House approves bill that could speed replacement of Chickamauga Lock

photo Work on the Chickamauga Lock is halted in this view below the Chickamauga Dam.

NASHVILLE -- The U.S. House today approved a major water infrastructure bill that Sen. Lamar Alexander, R-Tenn., and Rep. Chuck Fleischmann, R-Tenn., say could speed replacement of the long-stalled Chickamauga Dam lock project in Chattanooga.

House members voted 412-4 for the Water Resources Reform and Development Act.

Fleischmann said a floor speech that the Chickamauga Lock replacement project on the Tennessee River has basically been "mothballed" due to the Inland Waterway Trust Fund in which a one massive dam project on the Ohio River has sucked up most funding.

"In my beloved city, my home city of Chattanooga, there sits a lock that has been mothballed because this system has been broken," Fleischmann said in a floor speech. "Finally, this great House has solved this problem."

The congressman then called it a "a huge step in the right direction ... to make sure that we ultimately fund all the locks in this system."

The House's action came on a House and Senate conference committee report on the Water Resources Reform and Development Act, which authorizes water projects.

Alexander said the existing lock is currently projected for completion by 2026 but the agreement could move that up to 2020.

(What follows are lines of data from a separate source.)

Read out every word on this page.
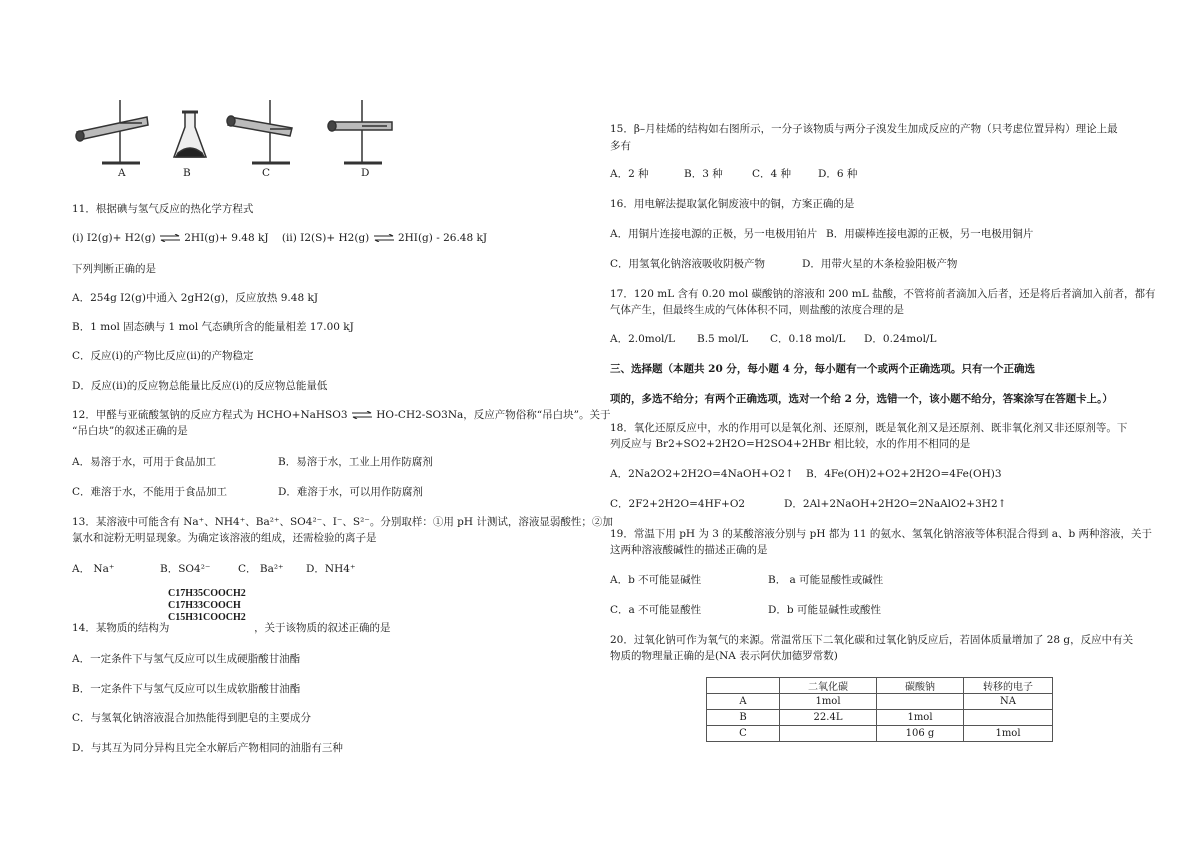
A	B	C	D
11．根据碘与氢气反应的热化学方程式
(i) I2(g)+ H2(g) ⇌ 2HI(g)+ 9.48 kJ (ii) I2(S)+ H2(g) ⇌ 2HI(g) - 26.48 kJ
下列判断正确的是
A．254g I2(g)中通入 2gH2(g)，反应放热 9.48 kJ
B．1 mol 固态碘与 1 mol 气态碘所含的能量相差 17.00 kJ
C．反应(i)的产物比反应(ii)的产物稳定
D．反应(ii)的反应物总能量比反应(i)的反应物总能量低
12．甲醛与亚硫酸氢钠的反应方程式为 HCHO+NaHSO3 ⇌ HO-CH2-SO3Na，反应产物俗称“吊白块”。关于
“吊白块”的叙述正确的是
A．易溶于水，可用于食品加工	B．易溶于水，工业上用作防腐剂
C．难溶于水，不能用于食品加工	D．难溶于水，可以用作防腐剂
13．某溶液中可能含有 Na⁺、NH4⁺、Ba²⁺、SO4²⁻、I⁻、S²⁻。分别取样：①用 pH 计测试，溶液显弱酸性；②加
氯水和淀粉无明显现象。为确定该溶液的组成，还需检验的离子是
A． Na⁺	B．SO4²⁻	C． Ba²⁺ D．NH4⁺
C17H35COOCH2
C17H33COOCH
C15H31COOCH2
14．某物质的结构为	，关于该物质的叙述正确的是
A．一定条件下与氢气反应可以生成硬脂酸甘油酯
B．一定条件下与氢气反应可以生成软脂酸甘油酯
C．与氢氧化钠溶液混合加热能得到肥皂的主要成分
D．与其互为同分异构且完全水解后产物相同的油脂有三种
15．β–月桂烯的结构如右图所示，一分子该物质与两分子溴发生加成反应的产物（只考虑位置异构）理论上最
多有
A．2 种	B．3 种	C．4 种	D．6 种
16．用电解法提取氯化铜废液中的铜，方案正确的是
A．用铜片连接电源的正极，另一电极用铂片 B．用碳棒连接电源的正极，另一电极用铜片
C．用氢氧化钠溶液吸收阴极产物	D．用带火星的木条检验阳极产物
17．120 mL 含有 0.20 mol 碳酸钠的溶液和 200 mL 盐酸，不管将前者滴加入后者，还是将后者滴加入前者，都有
气体产生，但最终生成的气体体积不同，则盐酸的浓度合理的是
A．2.0mol/L B.5 mol/L C．0.18 mol/L D．0.24mol/L
三、选择题（本题共 20 分，每小题 4 分，每小题有一个或两个正确选项。只有一个正确选
项的，多选不给分；有两个正确选项，选对一个给 2 分，选错一个，该小题不给分，答案涂写在答题卡上。）
18．氧化还原反应中，水的作用可以是氧化剂、还原剂，既是氧化剂又是还原剂、既非氧化剂又非还原剂等。下
列反应与 Br2+SO2+2H2O=H2SO4+2HBr 相比较，水的作用不相同的是
A．2Na2O2+2H2O=4NaOH+O2↑ B．4Fe(OH)2+O2+2H2O=4Fe(OH)3
C．2F2+2H2O=4HF+O2	D．2Al+2NaOH+2H2O=2NaAlO2+3H2↑
19．常温下用 pH 为 3 的某酸溶液分别与 pH 都为 11 的氨水、氢氧化钠溶液等体积混合得到 a、b 两种溶液，关于
这两种溶液酸碱性的描述正确的是
A．b 不可能显碱性	B． a 可能显酸性或碱性
C．a 不可能显酸性	D．b 可能显碱性或酸性
20．过氧化钠可作为氧气的来源。常温常压下二氧化碳和过氧化钠反应后，若固体质量增加了 28 g，反应中有关
物质的物理量正确的是(NA 表示阿伏加德罗常数)
	二氧化碳	碳酸钠	转移的电子
A	1mol		NA
B	22.4L	1mol	
C		106 g	1mol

"This act is good news, finally putting Chickamauga Lock fourth in the line of essential American waterways to be rebuilt, and authorizing new funding to do it," Alexander said in a news release.

But Alexander warned "the work will not be done fast enough to keep jobs flowing into East Tennessee" until Congress deals with funding and "accepts the offer of barge owners to pay more to accelerate the work."

Barger owners' offer "is in everyone's interest, including recreational boaters who would not have to pay more but would see their waiting time to go through the lock reduced," Alexander said.

Failure of the existing, decades-old lock is "a real possibility if the delay in funding takes too long" and "would threaten jobs in Chattanooga and throughout Tennessee, including at the Oak Ridge Naltional Laboratory, nuclear weapons facilities, nuclear power plants and manufacturing facilities," Alexander added.